To evaluate effective characteristics of COPD self-management interventions.
We searched the Cochrane Airways Trials Register, CENTRAL, MEDLINE, EMBASE, trials registries and the reference lists of included studies up until January 2020.
Randomised controlled trials (RCTs) and cluster-randomised trials (CRTs) published since 1995. To be eligible for inclusion, self-management interventions had to include at least two intervention components and include an iterative process between participant and healthcare provider(s) in which goals were formulated and feedback was given on self-management actions by the participant.
Two review authors independently selected studies for inclusion, assessed trial quality and extracted data. We resolved disagreements by reaching consensus or by involving a third review author. We contacted study authors to obtain additional information and missing outcome data where possible. Primary outcomes were health-related quality of life (HRQoL), number of respiratory-related hospital admissions, respiratory-related mortality, and all-cause mortality. When appropriate, we pooled study results using random-effects modelling meta-analyses.
We included 27 studies involving 6008 participants with COPD. The follow-up time ranged from two-and-a-half to 24 months and the content of the interventions was diverse. Participants' mean age ranged from 57 to 74 years, and the proportion of male participants ranged from 33% to 98%. The post-bronchodilator forced expiratory volume in one second (FEV1) to forced vital capacity (FVC) ratio of participants ranged from 33.6% to 57.0%. The FEV1/FVC ratio is a measure used to diagnose COPD and to determine the severity of the disease.
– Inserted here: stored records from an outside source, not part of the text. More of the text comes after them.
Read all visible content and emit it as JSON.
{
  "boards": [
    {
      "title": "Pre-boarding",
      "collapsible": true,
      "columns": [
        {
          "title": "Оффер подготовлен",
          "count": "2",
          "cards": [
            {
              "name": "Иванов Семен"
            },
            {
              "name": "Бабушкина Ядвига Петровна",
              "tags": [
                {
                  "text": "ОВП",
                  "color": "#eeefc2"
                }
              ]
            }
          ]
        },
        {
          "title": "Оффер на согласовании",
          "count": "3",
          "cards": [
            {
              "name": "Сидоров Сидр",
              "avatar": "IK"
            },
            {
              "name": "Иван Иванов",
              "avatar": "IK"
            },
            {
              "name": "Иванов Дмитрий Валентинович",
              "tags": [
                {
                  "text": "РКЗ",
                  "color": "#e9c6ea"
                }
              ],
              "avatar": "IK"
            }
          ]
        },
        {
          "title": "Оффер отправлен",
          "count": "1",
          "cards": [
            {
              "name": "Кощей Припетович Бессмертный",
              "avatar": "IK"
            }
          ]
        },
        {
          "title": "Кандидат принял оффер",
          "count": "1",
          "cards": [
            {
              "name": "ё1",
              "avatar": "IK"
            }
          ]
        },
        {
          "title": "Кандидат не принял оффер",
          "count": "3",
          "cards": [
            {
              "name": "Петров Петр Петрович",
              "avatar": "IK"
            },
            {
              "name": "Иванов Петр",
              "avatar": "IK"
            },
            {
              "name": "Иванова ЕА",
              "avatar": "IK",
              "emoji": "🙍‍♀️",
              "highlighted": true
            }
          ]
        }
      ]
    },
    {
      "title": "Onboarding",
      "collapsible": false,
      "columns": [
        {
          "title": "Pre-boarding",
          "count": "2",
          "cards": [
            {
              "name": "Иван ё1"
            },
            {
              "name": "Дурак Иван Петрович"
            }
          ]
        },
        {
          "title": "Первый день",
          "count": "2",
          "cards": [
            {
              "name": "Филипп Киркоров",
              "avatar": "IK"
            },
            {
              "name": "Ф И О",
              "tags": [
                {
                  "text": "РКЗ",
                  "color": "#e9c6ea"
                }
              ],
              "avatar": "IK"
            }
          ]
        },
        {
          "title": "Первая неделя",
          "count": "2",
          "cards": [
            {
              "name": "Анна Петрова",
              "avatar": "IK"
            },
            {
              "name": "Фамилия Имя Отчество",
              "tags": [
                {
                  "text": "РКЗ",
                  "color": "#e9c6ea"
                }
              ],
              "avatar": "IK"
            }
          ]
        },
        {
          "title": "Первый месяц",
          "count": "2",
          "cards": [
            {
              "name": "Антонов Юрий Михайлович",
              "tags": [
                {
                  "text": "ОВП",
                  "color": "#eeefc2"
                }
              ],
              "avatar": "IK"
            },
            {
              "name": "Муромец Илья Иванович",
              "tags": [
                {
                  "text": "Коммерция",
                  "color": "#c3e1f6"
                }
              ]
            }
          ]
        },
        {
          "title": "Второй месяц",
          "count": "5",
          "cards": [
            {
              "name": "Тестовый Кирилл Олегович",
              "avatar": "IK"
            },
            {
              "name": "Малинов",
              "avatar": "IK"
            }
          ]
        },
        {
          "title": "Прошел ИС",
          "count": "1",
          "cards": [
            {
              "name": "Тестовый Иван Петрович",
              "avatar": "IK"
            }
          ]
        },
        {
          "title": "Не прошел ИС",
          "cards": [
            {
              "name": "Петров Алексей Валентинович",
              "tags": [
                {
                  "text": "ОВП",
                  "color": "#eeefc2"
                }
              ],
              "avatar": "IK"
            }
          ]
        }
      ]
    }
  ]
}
Studies were conducted on four different continents (Europe (n = 15), North America (n = 8), Asia (n = 1), and Oceania (n = 4); with one study conducted in both Europe and Oceania).
Self-management interventions likely improve HRQoL, as measured by the St. George’s Respiratory Questionnaire (SGRQ) total score (lower score represents better HRQoL) with a mean difference (MD) from usual care of -2.86 points (95% confidence interval (CI) -4.87 to -0.85; 14 studies, 2778 participants; low-quality evidence). The pooled MD of -2.86 did not reach the SGRQ minimal clinically important difference (MCID) of four points. Self-management intervention participants were also at a slightly lower risk for at least one respiratory-related hospital admission (odds ratio (OR) 0.75, 95% CI 0.57 to 0.98; 15 studies, 3263 participants; very low-quality evidence). The number needed to treat to prevent one respiratory-related hospital admission over a mean of 9.75 months' follow-up was 15 (95% CI 8 to 399) for participants with high baseline risk and 26 (95% CI 15 to 677) for participants with low baseline risk. No differences were observed in respiratory-related mortality (risk difference (RD) 0.01, 95% CI -0.02 to 0.04; 8 studies, 1572 participants ; low-quality evidence) and all-cause mortality (RD -0.01, 95% CI -0.03 to 0.01; 24 studies, 5719 participants; low-quality evidence).
We graded the evidence to be of ‘moderate’ to ‘very low’ quality according to GRADE. All studies had a substantial risk of bias, because of lack of blinding of participants and personnel to the interventions, which is inherently impossible in a self-management intervention. In addition, risk of bias was noticeably increased because of insufficient information regarding a) non-protocol interventions, and b) analyses to estimate the effect of adhering to interventions. Consequently, the highest GRADE evidence score that could be obtained by studies was ‘moderate’.